Lydia’s father used to call her freaking out, scared he was about to die. The first three times he sang his swan song, she dropped everything and got a bus ticket home. As time passed, they both decided he was being worrisome, and he’d get better.

“He wanted you to focus on what you were doing in New York. He saw you perform at that club in Times Square, Lydia, and that was it for him. He came back and he said how good you did, and how much the audience loved you, and he said his little girl was too talented. He was so proud he was crying. For real, he sat in the parlor, bawlin’ from how proud of you he was. Your grandparents called him a fag for it.”

They laughed. Lydia’s grandparents could be total dicks. Their whole family knew it. The whole town knew it. Funny dicks, good-hearted dicks at times, but none the less, a big ole bag of dicks. Lydia shook her head and poured another glass of wine.

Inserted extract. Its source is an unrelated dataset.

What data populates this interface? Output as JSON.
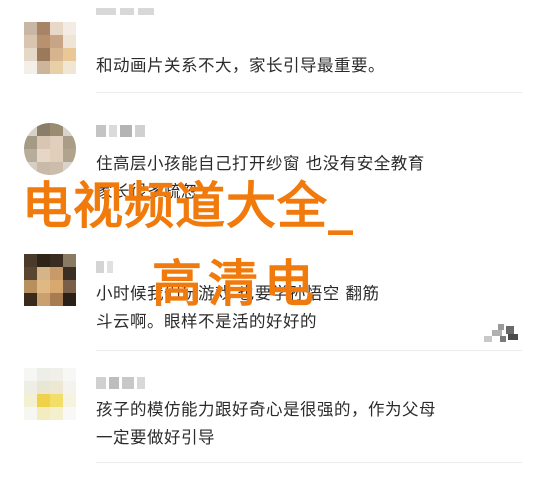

“Did they tell you he left you his pick-up truck, Lyd?”

“No. Really?”

“Yeah. He said you always told him you could get more work if you had a car. So, he said you get his truck. And if Grandpaw tries to claim Uncle A.J. left that truck to him, me and Jayson are witnesses that ain’t what your daddy wanted.”

“Thanks, Tiff.”

Lydia thought of the conversation she’d had with her father about six months ago. Too sick to take care for himself, he’d sold his home and moved back in with his parents. His voice was strained. He sounded raspy and faint.

“Lydia, it’s your daddy.”

“Hey, Daddy. How are you?”

“I’m back at your grandparents, Lyd. Good Lord, are these two fucked up. The fights never stop, the screamin’ goes sun-up to sundown. Momma bangs her pots on the stove every mealtime, yellin’ at Papa. Your granddad keeps shooting at squirrels from the back door ‘cuz they eat the seeds he sets out for the birds. They get sick of fighting with each other, and shootin’ at shit, they start screamin’ at me.”

“Yeah, Dad. That’s what they do.”

There was a long pause on the line.

“I grew up in complete dysfunction, didn’t I?

“Uh-huh.”

“And then I married into dysfunction, Lydia. Didn’t I? And then I raised you and your brother in dysfunction, baby, didn’t I?”

“Yeah, dad. All of that happened. But you did your best.”

“I’m so sorry, Lydia.”

And while he cried, Lydia tried really hard to muffle her own tears.

“Daddy, you did your best.”

Tiffany raised her glass up for a toast, “To your daddy, Lyd. May he rest in peace.”

Lydia lifted her glass as she said, “Mais oui.”